Trade unions have a long world history, mostly but hardly exclusively beneficial. Now it is 2025, and few alive can even remember the pre-union times when, for example, if American workers died on the job they would not even get that day’s pay. Labor laws, assuring physical and legal employee protections are extensive, widespread, noncontroversial and effective, and few companies run afoul of them. So where do unions come in now?
First, a few
of the large, related stories from the past nine months.
In “The
Delivery Business Shows Why Unions Are Struggling to Expand” (The New York
Times, May 27th), Peter Eavis contrasted worker-organization
victories, as those “representing workers at three large automakers and UPS
negotiated new labor contracts that included big raises and other gains,” with “labor
experts” saying “structural forces would make it hard for labor groups to
increase their membership.” One of those
is the large share of workers not being employees of the companies at whose
locations they report. Others are increasing
part-time work, high turnover in fields otherwise ripe for organizing, and
frequent requirements that unions start simultaneously at all of an employer’s often-far-flung
locations. Still, unions have done some
amazing things, exemplified by the statistic that the “average annual
compensation, including benefits” of UPS drivers is now $170,000.
Moving to
efforts at another huge, well-known company, Matt Bruenig wrote in the August
21st New York Times that he saw “In a Union Triumph, the
Seeds of Future Failure.” Starbucks
employees, he noted, “have unionized 481 stores with more than 11,000 employees
in less than three years,” which has, though, also revealed that “American
labor laws, and the bureaucracy they require, make mass unionization impossible
unless rules for certifying unions and negotiating contracts are simplified and
streamlined.” The National Labor
Relations Board, responsible for holding many union elections as well as
dealing with worker complaints, has been overtaxed. “Anti-union activity by employers” is still a
problem, and it is not even the law that union authorization requires only most
workers signing certification cards.
While bills with legislation ending these concerns have been written and
presented, they not been successfully voted in – and seem unlikely to be over
the next several years.
The situation
at the coffee seller reached a head four months later, as “Starbucks Baristas
Walk Out in 3 Cities” (Heather Haddon, The Wall Street Journal, December
21st -22nd, 2024).
They were Chicago, Los Angeles, and Seattle, and the picketing, “walkouts,”
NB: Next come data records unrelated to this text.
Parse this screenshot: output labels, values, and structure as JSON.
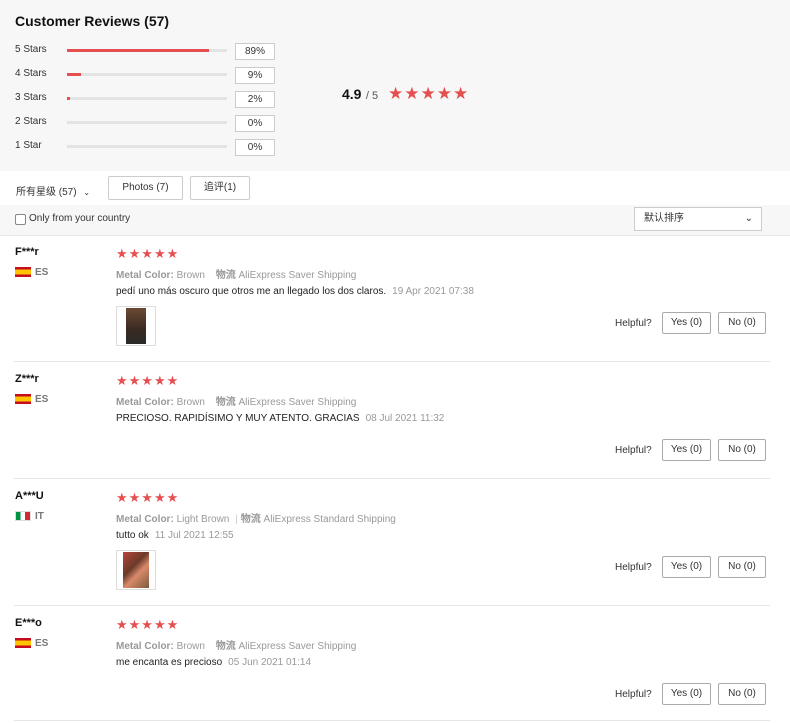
{
  "header": {
    "title": "Customer Reviews (57)"
  },
  "distribution": [
    {
      "label": "5 Stars",
      "percent": "89%",
      "fraction": 0.89
    },
    {
      "label": "4 Stars",
      "percent": "9%",
      "fraction": 0.09
    },
    {
      "label": "3 Stars",
      "percent": "2%",
      "fraction": 0.02
    },
    {
      "label": "2 Stars",
      "percent": "0%",
      "fraction": 0.0
    },
    {
      "label": "1 Star",
      "percent": "0%",
      "fraction": 0.0
    }
  ],
  "overall": {
    "score": "4.9",
    "out_of": "/ 5",
    "stars": "★★★★★"
  },
  "filters": {
    "all": "所有星级 (57)",
    "photos": "Photos (7)",
    "additional": "追评(1)"
  },
  "country_filter": {
    "label": "Only from your country"
  },
  "sort": {
    "value": "默认排序"
  },
  "icons": {
    "star": "star-icon",
    "chevron": "chevron-down-icon",
    "checkbox": "checkbox-icon"
  },
  "colors": {
    "accent": "#e64f4f"
  },
  "reviews": [
    {
      "name": "F***r",
      "country": "ES",
      "stars": "★★★★★",
      "color_label": "Metal Color:",
      "color_value": "Brown",
      "shipping_label": "物流",
      "shipping_value": "AliExpress Saver Shipping",
      "text": "pedí uno más oscuro que otros me an llegado los dos claros.",
      "date": "19 Apr 2021 07:38",
      "helpful": "Helpful?",
      "yes": "Yes (0)",
      "no": "No (0)"
    },
    {
      "name": "Z***r",
      "country": "ES",
      "stars": "★★★★★",
      "color_label": "Metal Color:",
      "color_value": "Brown",
      "shipping_label": "物流",
      "shipping_value": "AliExpress Saver Shipping",
      "text": "PRECIOSO. RAPIDÍSIMO Y MUY ATENTO. GRACIAS",
      "date": "08 Jul 2021 11:32",
      "helpful": "Helpful?",
      "yes": "Yes (0)",
      "no": "No (0)"
    },
    {
      "name": "A***U",
      "country": "IT",
      "stars": "★★★★★",
      "color_label": "Metal Color:",
      "color_value": "Light Brown",
      "shipping_label": "物流",
      "shipping_value": "AliExpress Standard Shipping",
      "text": "tutto ok",
      "date": "11 Jul 2021 12:55",
      "helpful": "Helpful?",
      "yes": "Yes (0)",
      "no": "No (0)"
    },
    {
      "name": "E***o",
      "country": "ES",
      "stars": "★★★★★",
      "color_label": "Metal Color:",
      "color_value": "Brown",
      "shipping_label": "物流",
      "shipping_value": "AliExpress Saver Shipping",
      "text": "me encanta es precioso",
      "date": "05 Jun 2021 01:14",
      "helpful": "Helpful?",
      "yes": "Yes (0)",
      "no": "No (0)"
    }
  ]
}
and “protests” were over five days later, without agreement on a contract. Later, we saw “Starbucks and Union Agree to
Mediation in Quest for Contract” (Danielle Kaye and Rebecca Davis O’Brien, The
New York Times, January 30th), as the company, which “called the
union’s wage proposals “not sustainable,”” “did not offer a substantial wage
increase during the latest bargaining session in December.” Starbucks’
management has choices to make, on which they will be forced if they do not
resolve them freely.
Also last
month, and with a group of employees rather better compensated than baristas,
there was a “Port Strike Averted With Labor Deal Days Before Deadline” (Peter
Eavis, The New York Times, January 8th). The dockworkers’ union, the International
Longshoremen’s Association, and the United States Maritime Alliance
representing employers, “overcame their differences over a big sticking point
in their talks: the introduction of
automated cargo-moving machinery at the ports.”
The resolution cemented an agreement on wages to go up over 60% during
the time between now and 2031, and calls for positions to “be added when
automated equipment was added at a port,” which will give hirers “a more
straightforward path for introducing automated machinery.” By the end of the six years, dockworkers will
be getting $63 per hour, and “with shift work and overtime, the pay of many
longshoremen at some East Coast ports could rise to well over $200,000 a
year.”
With
container ship commerce vital nationally, the International Longshoremen’s
Association is in an exceptionally strong bargaining position. But that is not the case for unions at
Starbucks or Amazon. They are new, and
the reason for their ascent is clear: their constituents have legitimate
gripes. That’s what emerging unions need
now. With truly inhumane treatment of
employees almost completely a thing of the past, it is time for companies to
take fresh union activity as a wake-up call.
What are they doing wrong? It’s
something. They need to be aware of that
before the organizing starts. If they
do, it won’t happen. If they don’t, and
end up in Starbucks’ position of needing to pay more than they think their
businesses can take, they have only themselves to blame.